Agree on the specific tracking element. Unauthoritative gets a little hazier when we start dealing with secondary certs, however. As Mark/Martin have alluded to, you shouldn’t get into the situation where the server believes that the client trusts it for an authority but the client doesn’t. But if it happens, you want a way to identify that it’s happening so you can start debugging why. (I’ll note that the certificates draft doesn’t currently define any HTTP/2 error codes for “cert doesn’t match the requested name,” which is probably an oversight. The closest is UNSUPPORTED_CERTIFICATE, saying that the certificate did not contain required extensions, which could include the name.)
From: Patrick McManus [mailto:mcmanus@ducksong.com]
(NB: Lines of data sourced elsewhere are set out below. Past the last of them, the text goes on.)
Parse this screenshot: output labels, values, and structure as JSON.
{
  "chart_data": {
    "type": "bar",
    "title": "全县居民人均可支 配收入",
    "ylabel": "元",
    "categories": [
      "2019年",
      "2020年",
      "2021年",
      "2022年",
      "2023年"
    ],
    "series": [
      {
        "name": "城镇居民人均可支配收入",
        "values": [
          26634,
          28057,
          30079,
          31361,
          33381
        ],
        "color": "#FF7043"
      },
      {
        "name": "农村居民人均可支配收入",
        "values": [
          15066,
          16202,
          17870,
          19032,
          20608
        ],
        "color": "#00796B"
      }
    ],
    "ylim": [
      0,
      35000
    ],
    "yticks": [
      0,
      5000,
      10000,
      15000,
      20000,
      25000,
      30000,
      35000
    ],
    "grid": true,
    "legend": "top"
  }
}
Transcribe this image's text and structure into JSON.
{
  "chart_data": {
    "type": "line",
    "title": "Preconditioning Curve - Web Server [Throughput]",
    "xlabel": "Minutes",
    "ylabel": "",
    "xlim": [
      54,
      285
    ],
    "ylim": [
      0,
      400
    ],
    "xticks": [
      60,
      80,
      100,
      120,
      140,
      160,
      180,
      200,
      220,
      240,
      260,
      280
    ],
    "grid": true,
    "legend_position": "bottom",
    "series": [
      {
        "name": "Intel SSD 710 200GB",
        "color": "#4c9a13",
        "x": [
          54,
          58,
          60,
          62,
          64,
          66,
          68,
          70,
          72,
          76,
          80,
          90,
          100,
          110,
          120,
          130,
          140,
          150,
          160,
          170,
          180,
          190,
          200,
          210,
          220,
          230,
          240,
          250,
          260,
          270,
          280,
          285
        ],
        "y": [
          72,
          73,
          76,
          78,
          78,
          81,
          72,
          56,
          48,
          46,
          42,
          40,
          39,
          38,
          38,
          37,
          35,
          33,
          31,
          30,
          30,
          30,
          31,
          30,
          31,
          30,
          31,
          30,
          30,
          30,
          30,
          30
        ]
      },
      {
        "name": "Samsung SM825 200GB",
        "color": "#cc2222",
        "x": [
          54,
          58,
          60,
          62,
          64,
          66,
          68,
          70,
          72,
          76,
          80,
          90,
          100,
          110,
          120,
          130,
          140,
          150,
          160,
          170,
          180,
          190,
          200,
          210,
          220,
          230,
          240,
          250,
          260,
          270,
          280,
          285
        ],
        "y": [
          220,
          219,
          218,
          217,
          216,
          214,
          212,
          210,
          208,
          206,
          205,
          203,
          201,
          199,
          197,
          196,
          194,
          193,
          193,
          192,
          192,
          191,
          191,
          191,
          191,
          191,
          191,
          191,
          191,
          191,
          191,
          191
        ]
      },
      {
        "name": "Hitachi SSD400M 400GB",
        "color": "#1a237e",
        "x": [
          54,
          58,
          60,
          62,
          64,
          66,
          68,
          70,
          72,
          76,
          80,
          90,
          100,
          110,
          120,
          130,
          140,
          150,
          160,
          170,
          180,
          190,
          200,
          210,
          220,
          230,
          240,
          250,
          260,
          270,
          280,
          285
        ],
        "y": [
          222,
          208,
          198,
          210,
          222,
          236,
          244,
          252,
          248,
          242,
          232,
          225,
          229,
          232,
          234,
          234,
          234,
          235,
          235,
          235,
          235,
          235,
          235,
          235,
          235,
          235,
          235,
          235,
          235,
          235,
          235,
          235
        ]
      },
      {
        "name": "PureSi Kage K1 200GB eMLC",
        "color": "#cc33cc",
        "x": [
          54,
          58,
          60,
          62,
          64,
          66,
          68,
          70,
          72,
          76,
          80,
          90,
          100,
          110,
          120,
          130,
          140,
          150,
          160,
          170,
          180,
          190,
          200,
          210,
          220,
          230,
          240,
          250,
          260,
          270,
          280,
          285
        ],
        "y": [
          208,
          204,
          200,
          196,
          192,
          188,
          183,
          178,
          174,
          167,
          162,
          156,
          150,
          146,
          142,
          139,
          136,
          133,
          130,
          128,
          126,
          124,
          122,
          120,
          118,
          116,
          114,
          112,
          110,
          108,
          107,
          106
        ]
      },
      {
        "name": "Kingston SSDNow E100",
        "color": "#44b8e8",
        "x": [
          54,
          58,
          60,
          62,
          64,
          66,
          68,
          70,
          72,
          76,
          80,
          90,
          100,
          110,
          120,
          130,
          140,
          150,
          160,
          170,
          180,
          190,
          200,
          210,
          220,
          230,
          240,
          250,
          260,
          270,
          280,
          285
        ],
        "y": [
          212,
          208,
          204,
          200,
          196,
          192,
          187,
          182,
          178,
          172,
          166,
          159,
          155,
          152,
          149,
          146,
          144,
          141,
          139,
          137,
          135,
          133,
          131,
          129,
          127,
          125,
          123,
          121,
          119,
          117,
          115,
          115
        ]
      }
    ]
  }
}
Sent: Wednesday, August 24, 2016 8:59 AM
To: Mark Nottingham <mnot@mnot.net>
Cc: Martin Thomson <martin.thomson@gmail.com>; HTTP Working Group <ietf-http-wg@w3.org>
Subject: Re: Server Push Error Codes
I'm not real enthusiastic about push_is_cached.. it specifically leaks a tracker. Admittedly its pretty easy to infer this anyway but I'd look harder at it before codifying
as for push_unauthoritative, that's already a protocol error. I'm not sure we need fine grained feedback to tune algorithms etc with.. you're just not allowed to do that so it should be rare. I'm not opposed though.
I would be interested in both CONTENT_TYPE_NOT_SUPPORTED _and_ CONTENT_ENCODING_NOT_SUPPORTED .. I think brotli and webp are the exemplars. CT could be hard to figure out, but might be worth special casing the obvious stuff.